ただ不思議と怖さや危機感はなく、あまりこの後のことは覚えていません。
更に次の打席、私は明らかに異様な光景を目にしました。
これが『ゾーン』だと思える理由で、相手投手の投げる球がとても遅く見えたのです。
本当にフリーバッティング用のボールを投げてくれているのではと感じるほどで、いとも簡単に捉えることができました。
結果はホームラン、実はこれが人生で初めてのホームランだったのです。
きっと先のデッドボールのことがあったため、相手バッテリーが軽く投げてくれたのだと思いました。
だからこそ大きな喜び方はしなかった記憶があります。
ですがベンチへ帰ると、仲間たちが物凄い勢いで祝福をしてくれました。
「お前あんな球打てるなんて凄過ぎ!」
「いつもと別人みたいだったぞ!」
「いつの間にあんなパワー身に付けたの?」
確か、このようなことを言われていた気がします。
後からこの試合のVTRを見せてもらって知ったのですが、このとき私が打った球は推定140kmのストレートでした。
相手は県内でも有数のエース格、打ったボールはホームランエリアの再奥まで飛んでいます。
私の実力では、まぐれでも絶対に打てないような当たりでした。
結局この試合は、最後のゲームセットの声まで集中力が切れなかったです。
敗れはしたものの試合後の話題は私のホームランで持ち切り、次は4番を打たせようという冗談まで飛び出していました。
何だか全身がむず痒かったです。
後日、この体験を顧問の先生に話しました。
するとそこで出されたのが、いわゆる「ゾーン」の話でした。
恐らく頭部にデッドボールを受けた影響で、何かのスイッチが入ったのかもしれないとのことです。
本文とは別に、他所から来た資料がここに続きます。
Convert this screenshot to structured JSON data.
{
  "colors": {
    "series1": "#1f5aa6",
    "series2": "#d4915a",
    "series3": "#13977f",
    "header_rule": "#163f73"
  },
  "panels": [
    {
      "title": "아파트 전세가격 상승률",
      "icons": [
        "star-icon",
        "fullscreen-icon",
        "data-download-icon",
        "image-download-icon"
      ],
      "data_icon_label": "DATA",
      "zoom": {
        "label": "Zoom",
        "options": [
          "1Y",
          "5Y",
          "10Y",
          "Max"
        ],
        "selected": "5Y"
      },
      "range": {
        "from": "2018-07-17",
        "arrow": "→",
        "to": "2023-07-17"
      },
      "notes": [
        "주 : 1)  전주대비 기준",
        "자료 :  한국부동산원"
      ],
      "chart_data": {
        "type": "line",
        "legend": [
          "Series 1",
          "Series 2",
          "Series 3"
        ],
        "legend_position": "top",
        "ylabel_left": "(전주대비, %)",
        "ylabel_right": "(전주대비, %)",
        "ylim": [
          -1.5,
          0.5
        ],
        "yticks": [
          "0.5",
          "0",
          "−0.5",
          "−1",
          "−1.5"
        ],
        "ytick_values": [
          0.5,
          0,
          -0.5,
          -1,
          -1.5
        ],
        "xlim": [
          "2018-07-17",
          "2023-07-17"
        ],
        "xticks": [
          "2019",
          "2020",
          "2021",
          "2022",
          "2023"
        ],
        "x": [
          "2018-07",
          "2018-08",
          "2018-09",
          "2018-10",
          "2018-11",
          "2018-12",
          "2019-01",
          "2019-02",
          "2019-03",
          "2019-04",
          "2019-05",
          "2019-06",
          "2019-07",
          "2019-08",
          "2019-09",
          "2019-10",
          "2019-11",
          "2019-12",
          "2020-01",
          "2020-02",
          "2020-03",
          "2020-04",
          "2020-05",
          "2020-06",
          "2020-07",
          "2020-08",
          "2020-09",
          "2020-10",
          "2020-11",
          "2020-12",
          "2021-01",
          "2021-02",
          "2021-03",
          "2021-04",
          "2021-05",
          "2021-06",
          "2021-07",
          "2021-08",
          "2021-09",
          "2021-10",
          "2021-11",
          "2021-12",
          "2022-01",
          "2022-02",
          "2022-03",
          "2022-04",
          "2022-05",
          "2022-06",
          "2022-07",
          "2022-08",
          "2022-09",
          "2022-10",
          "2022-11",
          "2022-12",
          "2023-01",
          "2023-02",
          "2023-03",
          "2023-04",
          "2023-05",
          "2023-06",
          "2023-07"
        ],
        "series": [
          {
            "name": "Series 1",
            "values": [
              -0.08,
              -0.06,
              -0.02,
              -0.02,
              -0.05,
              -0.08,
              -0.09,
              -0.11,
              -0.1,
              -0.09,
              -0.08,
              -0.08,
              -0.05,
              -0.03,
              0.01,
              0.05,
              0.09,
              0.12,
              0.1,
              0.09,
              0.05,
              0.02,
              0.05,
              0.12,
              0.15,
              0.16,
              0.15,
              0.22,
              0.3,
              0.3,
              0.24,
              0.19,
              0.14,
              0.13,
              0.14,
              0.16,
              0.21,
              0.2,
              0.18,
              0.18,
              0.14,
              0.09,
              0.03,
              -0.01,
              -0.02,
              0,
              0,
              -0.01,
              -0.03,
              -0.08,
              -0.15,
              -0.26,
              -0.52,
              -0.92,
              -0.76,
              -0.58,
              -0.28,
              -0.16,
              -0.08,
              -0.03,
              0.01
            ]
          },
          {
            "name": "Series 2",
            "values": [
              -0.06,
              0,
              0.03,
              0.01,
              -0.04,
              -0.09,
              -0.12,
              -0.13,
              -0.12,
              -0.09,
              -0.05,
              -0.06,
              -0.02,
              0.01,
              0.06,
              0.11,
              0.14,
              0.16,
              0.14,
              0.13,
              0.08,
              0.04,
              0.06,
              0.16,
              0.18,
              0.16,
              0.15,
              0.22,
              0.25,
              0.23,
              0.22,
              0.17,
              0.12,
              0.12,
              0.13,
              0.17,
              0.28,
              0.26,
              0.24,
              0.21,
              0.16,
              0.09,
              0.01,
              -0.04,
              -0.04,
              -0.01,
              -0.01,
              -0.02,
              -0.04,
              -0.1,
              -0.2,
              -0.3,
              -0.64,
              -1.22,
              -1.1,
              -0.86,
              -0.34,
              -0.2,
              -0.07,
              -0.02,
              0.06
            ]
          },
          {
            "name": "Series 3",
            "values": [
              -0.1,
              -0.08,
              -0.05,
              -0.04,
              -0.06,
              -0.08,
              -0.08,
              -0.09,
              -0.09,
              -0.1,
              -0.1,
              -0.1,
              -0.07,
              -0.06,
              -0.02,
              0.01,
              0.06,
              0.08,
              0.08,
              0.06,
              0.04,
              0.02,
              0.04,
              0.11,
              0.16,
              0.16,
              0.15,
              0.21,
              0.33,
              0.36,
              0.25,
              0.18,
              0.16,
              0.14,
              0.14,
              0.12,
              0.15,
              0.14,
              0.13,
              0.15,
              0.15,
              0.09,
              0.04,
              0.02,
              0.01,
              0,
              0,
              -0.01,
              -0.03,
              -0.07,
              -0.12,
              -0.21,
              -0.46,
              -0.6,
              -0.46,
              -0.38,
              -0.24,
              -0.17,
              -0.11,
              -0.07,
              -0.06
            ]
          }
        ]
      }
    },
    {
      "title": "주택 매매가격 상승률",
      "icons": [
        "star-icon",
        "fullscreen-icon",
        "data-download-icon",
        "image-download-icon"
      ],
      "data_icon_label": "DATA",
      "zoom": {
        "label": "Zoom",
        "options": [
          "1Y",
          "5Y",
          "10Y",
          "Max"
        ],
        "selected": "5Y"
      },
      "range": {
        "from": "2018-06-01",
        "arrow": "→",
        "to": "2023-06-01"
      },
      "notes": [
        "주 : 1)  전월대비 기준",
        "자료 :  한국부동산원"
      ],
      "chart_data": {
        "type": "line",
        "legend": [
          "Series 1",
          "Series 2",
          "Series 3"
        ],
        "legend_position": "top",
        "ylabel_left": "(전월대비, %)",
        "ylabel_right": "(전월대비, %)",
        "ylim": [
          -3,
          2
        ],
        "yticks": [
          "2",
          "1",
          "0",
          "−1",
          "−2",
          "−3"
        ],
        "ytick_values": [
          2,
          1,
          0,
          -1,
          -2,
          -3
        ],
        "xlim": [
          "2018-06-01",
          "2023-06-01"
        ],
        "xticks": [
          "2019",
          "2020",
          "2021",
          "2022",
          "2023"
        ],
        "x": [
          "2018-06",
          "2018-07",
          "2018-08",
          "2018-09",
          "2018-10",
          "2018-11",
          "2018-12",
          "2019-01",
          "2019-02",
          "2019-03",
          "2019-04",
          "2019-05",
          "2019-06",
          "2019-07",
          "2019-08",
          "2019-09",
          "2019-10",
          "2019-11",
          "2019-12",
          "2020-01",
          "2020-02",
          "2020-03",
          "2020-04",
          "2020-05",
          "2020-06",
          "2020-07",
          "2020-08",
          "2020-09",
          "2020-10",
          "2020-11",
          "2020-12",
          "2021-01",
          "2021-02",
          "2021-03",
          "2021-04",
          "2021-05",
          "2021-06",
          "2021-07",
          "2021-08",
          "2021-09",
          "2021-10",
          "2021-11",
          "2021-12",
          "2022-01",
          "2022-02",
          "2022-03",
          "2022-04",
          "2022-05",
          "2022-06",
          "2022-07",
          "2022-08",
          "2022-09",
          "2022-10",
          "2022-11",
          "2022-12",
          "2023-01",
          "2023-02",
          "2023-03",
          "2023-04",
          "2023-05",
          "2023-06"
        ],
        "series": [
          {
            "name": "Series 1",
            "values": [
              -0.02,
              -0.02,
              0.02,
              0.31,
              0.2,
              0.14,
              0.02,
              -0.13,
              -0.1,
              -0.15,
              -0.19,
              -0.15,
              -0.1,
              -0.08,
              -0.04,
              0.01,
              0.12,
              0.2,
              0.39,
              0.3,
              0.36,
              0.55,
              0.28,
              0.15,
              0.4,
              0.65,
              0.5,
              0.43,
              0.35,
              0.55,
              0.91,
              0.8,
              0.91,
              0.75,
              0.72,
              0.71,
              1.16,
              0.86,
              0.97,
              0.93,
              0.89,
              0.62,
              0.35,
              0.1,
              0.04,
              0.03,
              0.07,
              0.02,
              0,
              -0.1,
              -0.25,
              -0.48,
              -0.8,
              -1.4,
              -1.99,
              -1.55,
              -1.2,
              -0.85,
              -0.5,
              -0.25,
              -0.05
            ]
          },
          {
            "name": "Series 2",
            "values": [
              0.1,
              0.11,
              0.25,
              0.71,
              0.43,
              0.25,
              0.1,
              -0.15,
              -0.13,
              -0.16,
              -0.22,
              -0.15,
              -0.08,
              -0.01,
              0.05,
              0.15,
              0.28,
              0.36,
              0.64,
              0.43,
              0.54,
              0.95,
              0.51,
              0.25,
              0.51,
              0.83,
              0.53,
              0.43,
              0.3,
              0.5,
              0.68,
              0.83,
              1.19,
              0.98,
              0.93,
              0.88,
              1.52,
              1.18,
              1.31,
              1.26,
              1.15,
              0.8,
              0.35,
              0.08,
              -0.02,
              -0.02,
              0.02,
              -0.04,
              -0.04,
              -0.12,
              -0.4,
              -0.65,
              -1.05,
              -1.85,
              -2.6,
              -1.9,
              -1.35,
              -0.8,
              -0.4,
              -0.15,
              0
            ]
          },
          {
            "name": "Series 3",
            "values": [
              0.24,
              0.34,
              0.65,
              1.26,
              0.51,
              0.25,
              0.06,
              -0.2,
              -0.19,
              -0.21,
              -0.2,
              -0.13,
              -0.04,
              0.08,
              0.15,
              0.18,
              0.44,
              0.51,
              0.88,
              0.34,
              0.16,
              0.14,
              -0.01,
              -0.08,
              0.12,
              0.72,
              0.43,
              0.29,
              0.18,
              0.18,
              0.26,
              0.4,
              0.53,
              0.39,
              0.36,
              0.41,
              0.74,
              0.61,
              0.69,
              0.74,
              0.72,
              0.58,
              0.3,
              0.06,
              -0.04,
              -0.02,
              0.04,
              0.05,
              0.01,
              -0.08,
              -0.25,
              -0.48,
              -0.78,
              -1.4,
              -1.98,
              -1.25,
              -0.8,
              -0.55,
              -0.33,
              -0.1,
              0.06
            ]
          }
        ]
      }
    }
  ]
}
それでも本来の力がなければ結果は出ないと言われ、とても嬉しくなったのを覚えています。
あのとてつもない集中力、異様なスローモーションの光景、これらは以来再び経験することはありませんでした。
とはいえこの経験があったおかげで、私は高校に進学してからも3年間野球を続ける決意ができたのです。
「ゾーン」、それは無我の境地とも呼ばれる、理屈では解明できない世界です。
実際に体験したからこそ、私にもよくそれが理解できます。
ただ地味で何の華もない選手だった私に、輝くチャンスをくれました。
不思議な経験だったと共に、誇らしい経験として今も私の記憶の中に刻まれています。